Science Can’t Figure Out Why Some Liquids Flow..!!

Fluids are an essential component of daily life. Water is crucial for survival, while chocolate syrup adds enjoyment. However, not all liquids behave the same way. Some exhibit fascinating behavior under specific conditions. Despite years of research, scientists are still puzzled by certain fluid properties. Recently, a question regarding peculiar fluids may have been answered, thanks to glass beads and laser beams. In the real world, all liquids can be categorized as either Newtonian or non-Newtonian. Newtonian fluids, like water and chocolate syrup, have constant viscosity. On the other hand, non-Newtonian fluids, such as quicksand and oobleck, change viscosity under force. These distinctions lead to unique characteristics and behaviors in different fluids.

Cornstarch is present in it, however, there are laws against vandalism, so it is important to be cautious. Certain fluids exhibit an increase in viscosity when subjected to force, but the opposite can also be true. Ketchup falls under the category of non-Newtonian fluids known as pseudoplastics. In the absence of force, it remains stationary, but when the back of the bottle is struck, the viscosity decreases and the ketchup flows out. At a molecular level within the sauce, long chains of atoms known as polymers become entangled and hold firm. However, when they are agitated or shaken, they elongate and align, allowing the thick red paste to move freely, hopefully onto your french fries, although it may end up on your pants as well.
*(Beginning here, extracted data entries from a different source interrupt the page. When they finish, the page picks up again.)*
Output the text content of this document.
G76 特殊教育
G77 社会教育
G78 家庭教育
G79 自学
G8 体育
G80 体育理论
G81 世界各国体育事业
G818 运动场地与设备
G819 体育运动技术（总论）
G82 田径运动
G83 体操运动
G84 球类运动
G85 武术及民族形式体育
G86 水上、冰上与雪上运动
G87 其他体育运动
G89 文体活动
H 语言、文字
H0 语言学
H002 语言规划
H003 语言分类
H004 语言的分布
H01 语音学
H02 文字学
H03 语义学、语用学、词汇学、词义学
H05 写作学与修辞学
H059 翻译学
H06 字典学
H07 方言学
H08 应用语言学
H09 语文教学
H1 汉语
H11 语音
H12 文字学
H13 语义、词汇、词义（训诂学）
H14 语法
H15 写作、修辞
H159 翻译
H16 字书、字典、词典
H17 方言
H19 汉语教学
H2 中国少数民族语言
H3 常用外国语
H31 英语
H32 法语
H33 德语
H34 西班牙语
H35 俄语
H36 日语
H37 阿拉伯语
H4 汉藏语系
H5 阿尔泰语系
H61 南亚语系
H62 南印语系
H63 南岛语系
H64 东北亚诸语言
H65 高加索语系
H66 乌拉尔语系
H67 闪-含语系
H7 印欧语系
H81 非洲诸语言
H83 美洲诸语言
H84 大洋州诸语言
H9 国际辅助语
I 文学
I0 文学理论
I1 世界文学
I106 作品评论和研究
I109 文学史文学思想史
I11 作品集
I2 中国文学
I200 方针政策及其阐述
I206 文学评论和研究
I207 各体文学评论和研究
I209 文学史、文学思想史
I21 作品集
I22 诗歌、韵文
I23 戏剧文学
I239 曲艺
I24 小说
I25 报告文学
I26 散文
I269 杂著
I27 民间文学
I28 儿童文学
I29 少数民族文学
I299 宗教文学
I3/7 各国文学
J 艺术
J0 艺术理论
Scientists have yet to fully understand many other peculiar non-Newtonian behaviors.

One particular mystery that puzzled researchers for over 50 years was first observed in the 1960s. Engineers were trying to extract oil from the ground using fluids containing long-chain polymers. Pumping these pressure fluids into the ground at a certain rate worked effectively, but increasing the flow rate caused the fluids to become significantly more viscous, similar to oobleck. This behavior was only evident when the fluids flowed through the tiny spaces between soil particles. Interestingly, when not constrained within the porous medium, the fluid's viscosity actually decreased as more force was applied, akin to ketchup. Initially, scientists speculated that the polymers were blocking the soil pores, but this couldn't explain why the fluids flowed easily when the flow rate decreased once again. It wasn't until a recent study was published in late 2021 that scientists believe they may have finally unraveled this mystery. One of the challenges they faced was the opacity of soil and other porous media, making it difficult to observe what was happening within.
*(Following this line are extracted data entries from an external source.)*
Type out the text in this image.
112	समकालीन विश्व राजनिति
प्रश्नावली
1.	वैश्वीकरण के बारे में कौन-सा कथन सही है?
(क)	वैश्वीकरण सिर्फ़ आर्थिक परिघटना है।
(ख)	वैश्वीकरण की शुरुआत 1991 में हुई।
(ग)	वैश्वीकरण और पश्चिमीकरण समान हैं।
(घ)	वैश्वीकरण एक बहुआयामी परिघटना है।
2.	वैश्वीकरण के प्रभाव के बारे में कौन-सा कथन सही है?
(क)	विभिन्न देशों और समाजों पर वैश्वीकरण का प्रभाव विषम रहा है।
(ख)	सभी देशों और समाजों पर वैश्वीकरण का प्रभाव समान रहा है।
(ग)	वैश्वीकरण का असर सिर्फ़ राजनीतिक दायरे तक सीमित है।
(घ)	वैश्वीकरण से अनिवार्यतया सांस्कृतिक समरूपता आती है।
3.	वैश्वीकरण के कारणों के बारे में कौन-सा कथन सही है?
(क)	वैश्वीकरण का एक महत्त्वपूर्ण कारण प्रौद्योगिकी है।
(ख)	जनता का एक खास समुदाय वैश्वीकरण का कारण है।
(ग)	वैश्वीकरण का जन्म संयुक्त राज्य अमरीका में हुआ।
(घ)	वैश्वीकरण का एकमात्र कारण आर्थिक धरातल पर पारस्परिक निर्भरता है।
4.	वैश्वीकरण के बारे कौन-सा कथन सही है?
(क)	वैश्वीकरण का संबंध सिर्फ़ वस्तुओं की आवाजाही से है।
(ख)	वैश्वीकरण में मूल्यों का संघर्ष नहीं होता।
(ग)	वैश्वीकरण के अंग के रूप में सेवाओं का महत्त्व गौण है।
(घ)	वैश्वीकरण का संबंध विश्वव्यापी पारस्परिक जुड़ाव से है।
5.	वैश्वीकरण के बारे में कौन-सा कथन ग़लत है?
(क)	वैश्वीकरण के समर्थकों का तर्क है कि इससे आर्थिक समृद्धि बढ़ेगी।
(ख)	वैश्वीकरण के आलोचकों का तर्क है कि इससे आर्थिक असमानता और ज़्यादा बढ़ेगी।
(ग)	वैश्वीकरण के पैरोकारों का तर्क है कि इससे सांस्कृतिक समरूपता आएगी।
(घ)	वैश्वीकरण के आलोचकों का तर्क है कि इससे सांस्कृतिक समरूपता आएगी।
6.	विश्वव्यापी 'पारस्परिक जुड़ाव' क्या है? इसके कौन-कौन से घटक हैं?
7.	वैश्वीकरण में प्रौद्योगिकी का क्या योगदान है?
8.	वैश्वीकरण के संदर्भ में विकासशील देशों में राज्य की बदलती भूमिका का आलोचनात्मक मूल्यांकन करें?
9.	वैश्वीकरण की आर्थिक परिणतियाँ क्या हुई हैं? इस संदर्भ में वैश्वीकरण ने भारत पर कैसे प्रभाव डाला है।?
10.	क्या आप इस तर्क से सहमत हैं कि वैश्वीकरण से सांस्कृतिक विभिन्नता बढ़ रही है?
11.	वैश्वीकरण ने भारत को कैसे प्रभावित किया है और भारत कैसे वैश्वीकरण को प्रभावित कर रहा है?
To overcome this, they developed a custom medium using glass beads and formulated a polymer solution with the same refractive index as the glass, ensuring that both the liquid and solid would refract light in the same manner. The researchers introduced a red dye into the solution to visualize the movement of the fluid when hit with a laser. They also included tracer particles that emitted a different color when excited by another laser. By observing the fluid flow at various speeds, they discovered that the long polymers within it began to tumble as the fluid accelerated. This tumbling action caused the fluid to push on neighboring molecules, resulting in elastic turbulence and the formation of eddies that slowed down the entire fluid.

The researchers believe that this newfound knowledge on the sudden increase in viscosity of pusher fluids could be beneficial for groundwater purification. It might assist in creating new polymer solutions capable of pushing water through rocks and trapping contaminants in the process. However, further research is required as elastic turbulence remains not fully comprehended. Perhaps this will be the next mystery to unravel, or maybe we will first uncover the reason behind the preference for ketchup on scrambled eggs, even though it is unrelated to its non-Newtonian properties.